Film de Boisset réalisé en 1982 quelques années après ses films majeurs "RAS", "Dupont-Lajoie" et l'année précédant "le prix du danger". Autant dire que c'est dans sa période de grande forme.
Et le film "espion lève-toi" raconte un épisode de la lutte entre services de renseignements, pendant la guerre froide. Si, à la tête de ces divers services nationaux, les objectifs sont probablement clairs pour des raisons dites géopolitiques pas forcément explicites, sur le terrain, cela se traduit par des manœuvres alambiquées où les agents du terrain ne sont pas forcément dans la confidence. A la fin, la "guerre" se termine par un nouvel équilibre ou un nouveau statu quo obtenu à travers le sacrifice d'un ou plusieurs agents. A ce niveau, le scénario n'a pas grand-chose d'original. Je dirais que c'est un invariant dans bien des films d'espionnage.

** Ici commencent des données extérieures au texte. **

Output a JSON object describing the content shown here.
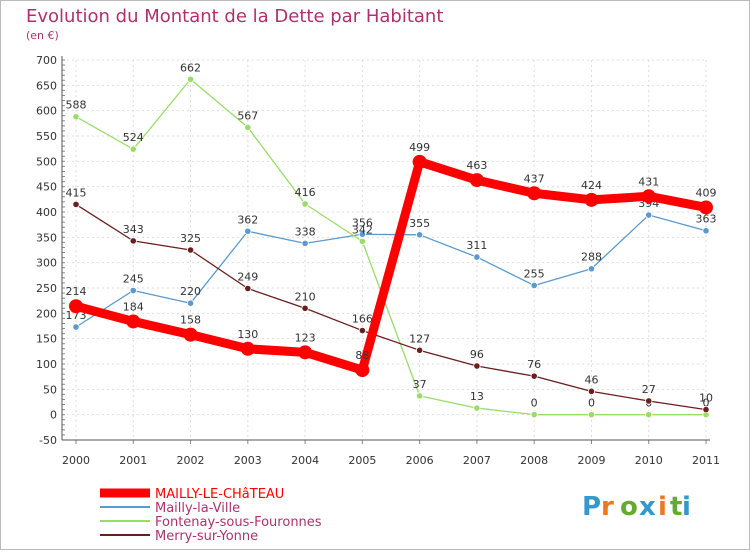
{
  "chart_data": {
    "type": "line",
    "title": "Evolution du Montant de la Dette par Habitant",
    "subtitle": "(en €)",
    "x": [
      "2000",
      "2001",
      "2002",
      "2003",
      "2004",
      "2005",
      "2006",
      "2007",
      "2008",
      "2009",
      "2010",
      "2011"
    ],
    "ylim": [
      -50,
      700
    ],
    "yticks": [
      -50,
      0,
      50,
      100,
      150,
      200,
      250,
      300,
      350,
      400,
      450,
      500,
      550,
      600,
      650,
      700
    ],
    "grid": true,
    "legend_position": "bottom-left",
    "series": [
      {
        "name": "MAILLY-LE-CHâTEAU",
        "color": "#ff0000",
        "emphasis": true,
        "values": [
          214,
          184,
          158,
          130,
          123,
          88,
          499,
          463,
          437,
          424,
          431,
          409
        ]
      },
      {
        "name": "Mailly-la-Ville",
        "color": "#5a9acf",
        "emphasis": false,
        "values": [
          173,
          245,
          220,
          362,
          338,
          356,
          355,
          311,
          255,
          288,
          394,
          363
        ]
      },
      {
        "name": "Fontenay-sous-Fouronnes",
        "color": "#99dd66",
        "emphasis": false,
        "values": [
          588,
          524,
          662,
          567,
          416,
          342,
          37,
          13,
          0,
          0,
          0,
          0
        ]
      },
      {
        "name": "Merry-sur-Yonne",
        "color": "#6b1e1e",
        "emphasis": false,
        "values": [
          415,
          343,
          325,
          249,
          210,
          166,
          127,
          96,
          76,
          46,
          27,
          10
        ]
      }
    ]
  },
  "logo": {
    "text": "Proxiti"
  }
}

De ce point de vue, Boisset est tout-à-fait sur cette même ligne car à la fin on ne saura pas vraiment qui a commencé à manipuler qui ni pourquoi.
Là où le film de Boisset se démarque c'est que Ventura, prospère homme d'affaires français installé en Suisse, est un agent français dormant, un peu sorti des histoires d'espionnite et est mystérieusement "réveillé" pour s'en prendre plein la gueule. Sa contribution à la "guerre" des services de renseignement est voisine de zéro.
D'un point de vue scénaristique, j'ajouterais que la barque me semble bien chargée en dotant Ventura d'une compagne, universitaire, très impliquée avec les gauchistes tendance Bande à Baader. Bon pourquoi pas, les gènes ne se contrôlent pas toujours très bien.
Si on fait abstraction de ces petits détails, le film met en scène plusieurs personnages très intéressants qui font d'ailleurs tout le sel du film.
Ventura lui-même est pas mal dans son rôle d'espion un peu malmené bien que je l'aie eu trouvé meilleur dans "le silencieux".
Michel Piccoli excelle dans son rôle de "maître des requêtes auprès du conseil fédéral", en fait, probablement une somptueuse barbouze appointée on ne sait trop par qui mais qui semble mener la danse avec grande élégance et beaucoup de venin… Un métier de Seigneur!
"l'aristocratie du KGB" ou bien l'échelon local appartenant au SDECE ! Dans le duel psychologique Ventura – Piccoli, Ventura, en gros balourd habituel du genre "gorille", ne fait pas le poids.
Bruno Cremer est aussi un personnage intéressant avec le style "officier-qui-obéit-aveuglément-aux-ordres", qui n'a pas à se poser de questions sur le pourquoi du comment. On retrouve en lui le "Wilsdorf" de la "317ème section" ou bien le colonel Rol de "Paris brûle-t-il"
A l'inverse, Bernard Fresson, c'est le collègue sympa, pas vindicatif, l'ancien camarade de combat dans un passé lointain. Il met de l'humanité dans ce monde de brutes.
Pour finir, la bande originale d'Ennio Morricone est angoissante et parfaitement appropriée pour soutenir l'action.